Brought It To An End

27retro tarafından

157K 14.7K 715

Bukan karena kita menginginkan sesuatu, maka kita harus melakukan segala cara untuk mendapatkannya. Cukup den... Daha Fazla

[ Trailer ]
[ Begin ]
[1] Thaya
[2] Tama
[3]
[4] Thaya
[5] Tama
[6]
[7] Thaya
[8] Tama
[9]
[10] Thaya
[11] Tama
[12]
[13] Thaya
[14] Tama
[15]
[16] Thaya
[17] Tama
[ End ]
Bonus Chapter [1]
Bonus Chapter [2]

[18]

4.7K 574 59
27retro tarafından


"Udah, lo cepet ke sekolah. Kita bantuin manjet deh, Ya."

"Dijamin kenakalan lo hari ini, termaafkan oleh kepala sekolah."

"Sekolah, atau bandara?!"

Thaya mendengus sebal seraya mengingat ucapan teman-temannya sekitar setengah jam yang lalu.

Namun, pada akhirnya ia memutuskan untuk mandi dan memakai seragam sekolahnya. Mungkin, ia akan lupa dengan ... dengan, entah lah Tama dan semuanya. Walaupun sementara.

Ayahnya sudah pergi hampir satu jam yang lalu untuk datang ke bandara. Alhasil, Thaya akan berangkat sendiri hari ini.

Tangannya beralih membuka pintu. Ia menatap jam tangannya. Sudah pukul sebelas siang. Apa rasanya sekolah hanya empat jam?

Entah lah. jawabnya, dalam hati. Thaya beralih mengunci pintu rumahnya. Setelahnya, ia pun melangkah menuju pagar rumahnya.

Namun sayangnya ... hal yang ia hindari, justru ia temukan saat ini.

Ia memakai pakaian kasual seperti biasanya. Dengan jaketnya yang ada pada genggaman tangannya. Bahunya naik turun, seolah-olah ia baru saja lari bermil-mil. Hembusan angin kecil, membuat rambutnya berterbangan sedikit.

Dia, Tama.

Orang yang seharusnya tengah duduk menunggu untuk masuk pesawat, malah ada dihadapannya saat ini.

"Tam–"

"Sekolah apaan jam segini?" Potongnya langsung dan menggerakkan matanya ke arah Thaya dari atas sampai bawah.

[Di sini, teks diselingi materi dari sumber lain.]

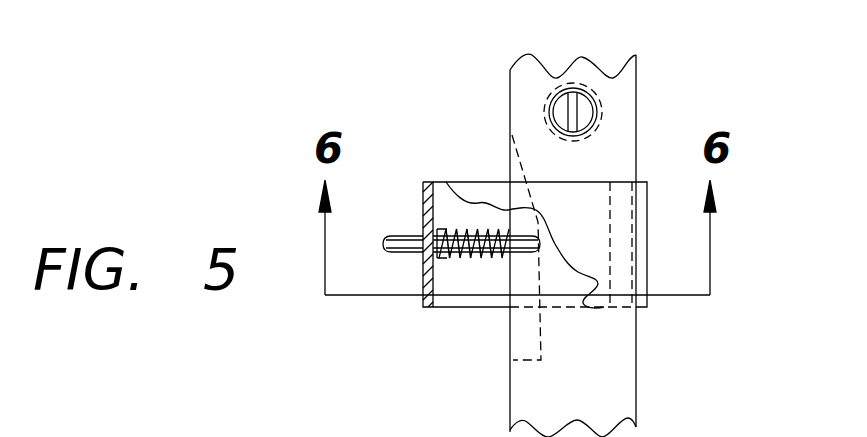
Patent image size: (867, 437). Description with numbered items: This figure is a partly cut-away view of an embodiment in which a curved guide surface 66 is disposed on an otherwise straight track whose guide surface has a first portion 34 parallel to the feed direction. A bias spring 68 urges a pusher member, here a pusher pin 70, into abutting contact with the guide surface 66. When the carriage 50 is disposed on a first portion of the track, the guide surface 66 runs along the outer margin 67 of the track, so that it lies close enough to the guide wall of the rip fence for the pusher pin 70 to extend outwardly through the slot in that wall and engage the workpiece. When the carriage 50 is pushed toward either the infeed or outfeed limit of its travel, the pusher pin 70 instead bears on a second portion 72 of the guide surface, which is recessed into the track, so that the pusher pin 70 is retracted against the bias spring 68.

The first portion of guide surface 34 is at (627, 87).
The carriage 50 is at (623, 219).
The curved guide surface 66 is at (502, 326).
The outer margin of the track 67 is at (510, 95).
The bias spring 68 is at (450, 227).
The pusher pin 70 is at (383, 246).
The second portion of guide surface 72 is at (541, 343).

Thaya tidak tahu harus bersikap apa. Apa ia harus bertingkah seolah semuanya bercanda, dan biasa saja? atau ... sebaliknya?

"Nggak liat ada notif baru ya?" Tanya Tama lagi.

"Emang ada?" Yang ditanya malah balik bertanya. Tepatnya, ia berbohong.

Tama berdecak dalam hati. Ia tahu, pasti Thaya berbohong. Karena, perempuan itu menggenggam ponselnya pada tangannya. Tapi, Tama menyingkirkan hal itu untuk saat ini.

Ia tersenyum tipis ke arah Thaya. "Mau gue anter ke sekolah?"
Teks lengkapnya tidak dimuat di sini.